The recommended way to use this software is through Docker. This is the most convenient way, if you want to use divik application.

To install latest stable version use:

docker pull gmrukwa/divik

Python package

Prerequisites for installation of base package:

  • Python 3.7 / 3.8 / 3.9
  • compiler capable of compiling the native C code and OpenMP support

Installation of OpenMP for Ubuntu / Debian

You should have it already installed with GCC compiler, but if somehow not, try the following:

sudo apt-get install libgomp1

Installation of OpenMP for Mac

OpenMP is available as part of LLVM. You may need to install it with conda:

conda install -c conda-forge "compilers>=1.0.4,!=1.1.0" llvm-openmp

Installation of dependencied on Mac

You may see messages that some dependencies are invalid for the platform. It is a known bug, with a workaround.

Use:

SYSTEM_VERSION_COMPAT=0 pip install divik

DiviK Installation

Having prerequisites installed, one can install latest base version of the package:

pip install divik

If you want to have compatibility with gin-config, you can install necessary extras with:

pip install divik[gin]

Note: Remember about \ before [ and ] in zsh shell.

You can install all extras with:

pip install divik[all]

High-Volume Data Considerations

If you are using DiviK to run the analysis that could fail to fit RAM of your computer, consider disabling the default parallelism and switch to dask. It's easy to achieve through configuration:

  • set all parameters named n_jobs to 1;
  • set all parameters named allow_dask to True.

Note: Never set n_jobs>1 and allow_dask=True at the same time, the computations will freeze due to how multiprocessing and dask handle parallelism.

Known Issues

Segmentation Fault

It can happen if the he gamred_native package (part of divik package) was compiled with different numpy ABI than scikit-learn.
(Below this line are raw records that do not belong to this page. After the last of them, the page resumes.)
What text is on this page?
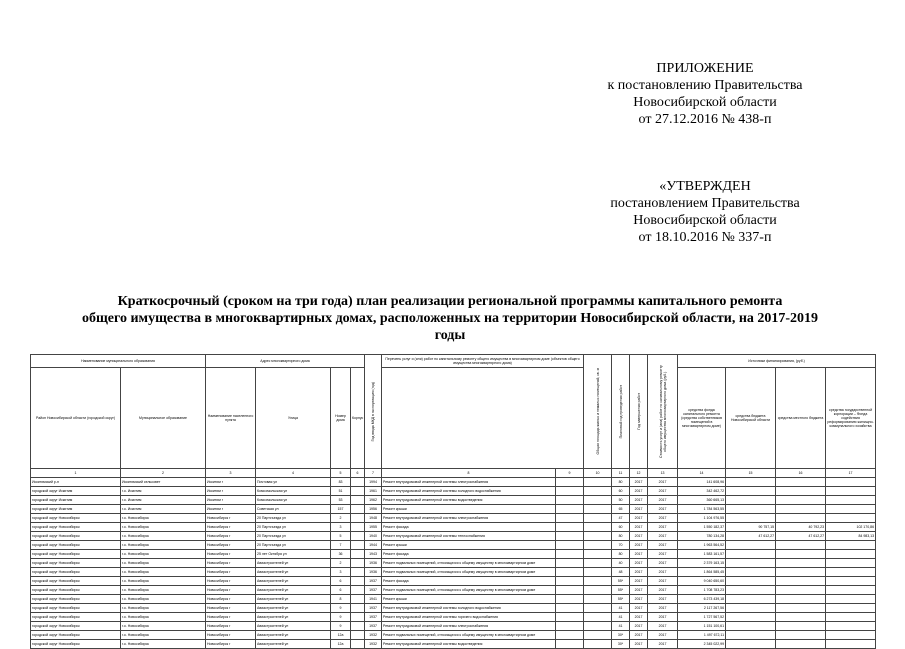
ПРИЛОЖЕНИЕ
к постановлению Правительства
Новосибирской области
от 27.12.2016 № 438-п
«УТВЕРЖДЕН
постановлением Правительства
Новосибирской области
от 18.10.2016 № 337-п
Краткосрочный (сроком на три года) план реализации региональной программы капитального ремонта
общего имущества в многоквартирных домах, расположенных на территории Новосибирской области, на 2017-2019
годы
Наименование муниципального образования		Адрес многоквартирного дома				Год ввода МКД в эксплуатацию (год)	Перечень услуг и (или) работ по капитальному ремонту общего имущества в многоквартирном доме (объектов общего имущества многоквартирного дома)		Общая площадь жилых и нежилых помещений, кв. м	Плановый год проведения работ	Год завершения работ	Стоимость услуг и (или) работ по капитальному ремонту общего имущества многоквартирного дома (руб.)	Источники финансирования, (руб.)			
Район Новосибирской области (городской округ)	Муниципальное образование	Наименование населенного пункта	Улица	Номер дома	Корпус								средства фонда капитального ремонта (средства собственников помещений в многоквартирном доме)	средства бюджета Новосибирской области	средства местного бюджета	средства государственной корпорации – Фонда содействия реформированию жилищно-коммунального хозяйства
1	2	3	4	5	6	7	8	9	10	11	12	13	14	15	16	17
Искитимский р-н	Искитимский сельсовет	Искитим г	Почтовая ул	83		1994	Ремонт внутридомовой инженерной системы электроснабжения			80	2017	2017	141 608,96			
городской округ Искитим	г.о. Искитим	Искитим г	Комсомольская ул	51		1961	Ремонт внутридомовой инженерной системы холодного водоснабжения			60	2017	2017	342 462,72			
городской округ Искитим	г.о. Искитим	Искитим г	Комсомольская ул	53		1962	Ремонт внутридомовой инженерной системы водоотведения			50	2017	2017	360 665,13			
городской округ Искитим	г.о. Искитим	Искитим г	Советская ул	157		1956	Ремонт крыши			65	2017	2017	1 784 563,55			
городской округ Новосибирск	г.о. Новосибирск	Новосибирск г	20 Партсъезда ул	2		1948	Ремонт внутридомовой инженерной системы электроснабжения			47	2017	2017	1 104 976,55			
городской округ Новосибирск	г.о. Новосибирск	Новосибирск г	20 Партсъезда ул	3		1955	Ремонт фасада			60	2017	2017	1 550 182,37	90 757,15	40 792,23	102 170,86
городской округ Новосибирск	г.о. Новосибирск	Новосибирск г	20 Партсъезда ул	5		1940	Ремонт внутридомовой инженерной системы теплоснабжения			80	2017	2017	780 134,28	47 612,27	47 612,27	84 983,13
городской округ Новосибирск	г.о. Новосибирск	Новосибирск г	20 Партсъезда ул	7		1944	Ремонт крыши			70	2017	2017	1 963 564,52			
городской округ Новосибирск	г.о. Новосибирск	Новосибирск г	25 лет Октября ул	36		1943	Ремонт фасада			80	2017	2017	1 583 161,57			
городской округ Новосибирск	г.о. Новосибирск	Новосибирск г	Авиастроителей ул	2		1936	Ремонт подвальных помещений, относящихся к общему имуществу в многоквартирном доме			40	2017	2017	2 379 163,15			
городской округ Новосибирск	г.о. Новосибирск	Новосибирск г	Авиастроителей ул	3		1936	Ремонт подвальных помещений, относящихся к общему имуществу в многоквартирном доме			48	2017	2017	1 864 585,45			
городской округ Новосибирск	г.о. Новосибирск	Новосибирск г	Авиастроителей ул	6		1937	Ремонт фасада			55*	2017	2017	9 040 650,60			
городской округ Новосибирск	г.о. Новосибирск	Новосибирск г	Авиастроителей ул	6		1937	Ремонт подвальных помещений, относящихся к общему имуществу в многоквартирном доме			55*	2017	2017	1 708 783,23			
городской округ Новосибирск	г.о. Новосибирск	Новосибирск г	Авиастроителей ул	8		1941	Ремонт крыши			55*	2017	2017	6 273 439,18			
городской округ Новосибирск	г.о. Новосибирск	Новосибирск г	Авиастроителей ул	9		1937	Ремонт внутридомовой инженерной системы холодного водоснабжения			41	2017	2017	2 117 267,56			
городской округ Новосибирск	г.о. Новосибирск	Новосибирск г	Авиастроителей ул	9		1937	Ремонт внутридомовой инженерной системы горячего водоснабжения			41	2017	2017	1 727 567,52			
городской округ Новосибирск	г.о. Новосибирск	Новосибирск г	Авиастроителей ул	9		1937	Ремонт внутридомовой инженерной системы электроснабжения			41	2017	2017	1 151 100,61			
городской округ Новосибирск	г.о. Новосибирск	Новосибирск г	Авиастроителей ул	12а		1932	Ремонт подвальных помещений, относящихся к общему имуществу в многоквартирном доме			30*	2017	2017	1 497 672,11			
городской округ Новосибирск	г.о. Новосибирск	Новосибирск г	Авиастроителей ул	12а		1932	Ремонт внутридомовой инженерной системы водоотведения			30*	2017	2017	2 345 022,99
This could happen if you used different set of compilers than the developers of the scikit-learn package.

In such a case, a handler is defined to display the stack trace. If the trace comes from _matlab_legacy.py, the most probably this is the issue.

To resolve the issue, consider following the installation instructions once again. The exact versions get updated to avoid the issue.

Contributing

Contribution guide will be developed soon.

Format the code with:

isort -m 3 --fgw 3 --tc .
black -t py36 .

References

This software is part of contribution made by Data Mining Group of Silesian University of Technology, rest of which is published here.

Project details


Release history Release notifications | RSS feed

This version

3.2.4

Download files

Download the file for your platform. If you're not sure which to choose, learn more about installing packages.

Source Distribution

divik-3.2.4.tar.gz (83.2 kB view details)

Uploaded Source

Built Distributions

divik-3.2.4-cp39-cp39-win_amd64.whl (113.9 kB view details)

Uploaded CPython 3.9 Windows x86-64

divik-3.2.4-cp39-cp39-manylinux_2_35_x86_64.whl (165.6 kB view details)

Uploaded CPython 3.9 manylinux: glibc 2.35+ x86-64

divik-3.2.4-cp38-cp38-win_amd64.whl (113.9 kB view details)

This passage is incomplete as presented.